Limitations of any strategy development lie within the scarce amount of knowledge available for strategy selection. It is known that tailor-made strategies perform better, yet there is no explicit model prescribing which strategy or tool is to be expected most effective in a certain setting. Furthermore limitations of our study are the fact that it is created developed based on barriers found in a high income country, thus limiting the generalization towards lower income countries. Also, our literature search on strategy development evidence was a systematic comprehensive search.

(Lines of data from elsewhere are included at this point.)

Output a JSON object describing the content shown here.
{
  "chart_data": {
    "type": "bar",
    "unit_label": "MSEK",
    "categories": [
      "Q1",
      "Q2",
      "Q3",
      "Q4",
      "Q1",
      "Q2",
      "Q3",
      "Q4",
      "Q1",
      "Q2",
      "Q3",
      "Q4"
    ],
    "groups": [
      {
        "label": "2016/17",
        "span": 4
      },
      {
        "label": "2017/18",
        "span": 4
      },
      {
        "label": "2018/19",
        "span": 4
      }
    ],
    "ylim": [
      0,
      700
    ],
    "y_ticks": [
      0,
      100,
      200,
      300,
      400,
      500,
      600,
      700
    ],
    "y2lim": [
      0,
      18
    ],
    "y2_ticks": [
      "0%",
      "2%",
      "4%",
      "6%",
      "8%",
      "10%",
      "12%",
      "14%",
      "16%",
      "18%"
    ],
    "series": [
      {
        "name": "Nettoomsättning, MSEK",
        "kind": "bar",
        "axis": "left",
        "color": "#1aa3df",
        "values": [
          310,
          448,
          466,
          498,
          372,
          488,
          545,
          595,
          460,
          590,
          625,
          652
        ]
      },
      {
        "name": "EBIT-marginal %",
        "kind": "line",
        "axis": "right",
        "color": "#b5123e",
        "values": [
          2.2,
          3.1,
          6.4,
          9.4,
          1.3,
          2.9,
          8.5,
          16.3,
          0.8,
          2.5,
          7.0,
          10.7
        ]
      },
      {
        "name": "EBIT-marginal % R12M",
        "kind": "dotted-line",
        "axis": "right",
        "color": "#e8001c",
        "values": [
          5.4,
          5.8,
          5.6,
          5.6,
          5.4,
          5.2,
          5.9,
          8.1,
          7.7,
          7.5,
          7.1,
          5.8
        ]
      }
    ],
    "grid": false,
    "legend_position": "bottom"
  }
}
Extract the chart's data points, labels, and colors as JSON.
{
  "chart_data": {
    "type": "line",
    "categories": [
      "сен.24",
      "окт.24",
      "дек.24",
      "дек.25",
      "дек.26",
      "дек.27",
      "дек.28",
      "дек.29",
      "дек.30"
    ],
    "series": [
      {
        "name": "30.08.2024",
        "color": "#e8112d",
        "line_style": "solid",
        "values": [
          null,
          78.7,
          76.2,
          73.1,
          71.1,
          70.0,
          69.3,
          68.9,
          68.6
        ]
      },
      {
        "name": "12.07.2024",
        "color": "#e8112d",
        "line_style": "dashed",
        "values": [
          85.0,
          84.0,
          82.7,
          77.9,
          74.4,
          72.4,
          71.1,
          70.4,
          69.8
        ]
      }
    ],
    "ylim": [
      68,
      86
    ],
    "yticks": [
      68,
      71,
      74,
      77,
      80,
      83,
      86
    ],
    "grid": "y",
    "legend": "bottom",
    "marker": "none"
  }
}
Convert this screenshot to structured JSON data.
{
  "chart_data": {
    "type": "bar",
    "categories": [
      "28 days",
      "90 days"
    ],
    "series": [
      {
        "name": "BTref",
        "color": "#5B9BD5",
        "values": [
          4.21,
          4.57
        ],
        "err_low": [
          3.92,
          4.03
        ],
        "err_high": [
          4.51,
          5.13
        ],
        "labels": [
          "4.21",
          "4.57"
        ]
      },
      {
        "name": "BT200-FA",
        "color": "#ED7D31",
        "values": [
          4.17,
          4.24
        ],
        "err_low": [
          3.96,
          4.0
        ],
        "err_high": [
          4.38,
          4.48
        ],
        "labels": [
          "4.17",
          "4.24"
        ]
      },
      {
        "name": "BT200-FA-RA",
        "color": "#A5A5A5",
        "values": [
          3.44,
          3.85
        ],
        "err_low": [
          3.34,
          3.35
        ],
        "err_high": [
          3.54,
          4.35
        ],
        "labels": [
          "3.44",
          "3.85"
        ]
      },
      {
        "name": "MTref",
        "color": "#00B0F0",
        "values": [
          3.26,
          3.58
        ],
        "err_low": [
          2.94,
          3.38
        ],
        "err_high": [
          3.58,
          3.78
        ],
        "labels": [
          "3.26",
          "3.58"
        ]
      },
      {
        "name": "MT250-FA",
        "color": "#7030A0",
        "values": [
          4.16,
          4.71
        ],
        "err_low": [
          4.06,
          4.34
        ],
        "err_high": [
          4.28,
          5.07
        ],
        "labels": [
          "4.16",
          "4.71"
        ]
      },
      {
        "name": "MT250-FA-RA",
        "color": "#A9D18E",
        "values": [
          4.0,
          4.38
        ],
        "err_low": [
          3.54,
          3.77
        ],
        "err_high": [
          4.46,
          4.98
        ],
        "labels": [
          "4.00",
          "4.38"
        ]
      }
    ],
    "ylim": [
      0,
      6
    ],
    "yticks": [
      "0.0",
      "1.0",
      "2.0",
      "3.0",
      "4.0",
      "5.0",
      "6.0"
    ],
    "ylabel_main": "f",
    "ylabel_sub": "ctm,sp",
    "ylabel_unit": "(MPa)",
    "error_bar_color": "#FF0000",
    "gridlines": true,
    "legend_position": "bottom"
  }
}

The aim of this article is to describe the process of development, however at this point we need more evidence as to rather the strategy will indeed improve adherence to the guidelines, and ultimately decrease the PPH incidence. Therefore the next steps are testing the feasibility and effectiveness of the strategy in the clinical practice. Before setting up a large randomized controlled trial to evaluate the effectiveness of the trial, a feasibility trial has to be conducted. In such a feasibility trial, the strategy has to be evaluated on usability, time consummation and possible points for improvement. Additionally, an indication towards possible effectiveness and costs can be received. This will allow for optimization of the strategy before testing its cost−/effectiveness in a robust study design.

Conclusion

In conclusion, to our knowledge, the developed tailored strategy is the first worldwide in the acute setting of obstetric care encompassing the whole process from prevention to treatment of PPH. Based on current barriers and facilitators nominated by professionals in the field combined with international literature we have aimed to create a usable, tailored strategy that can aid in the implementation of evidence-based guidelines into daily practice.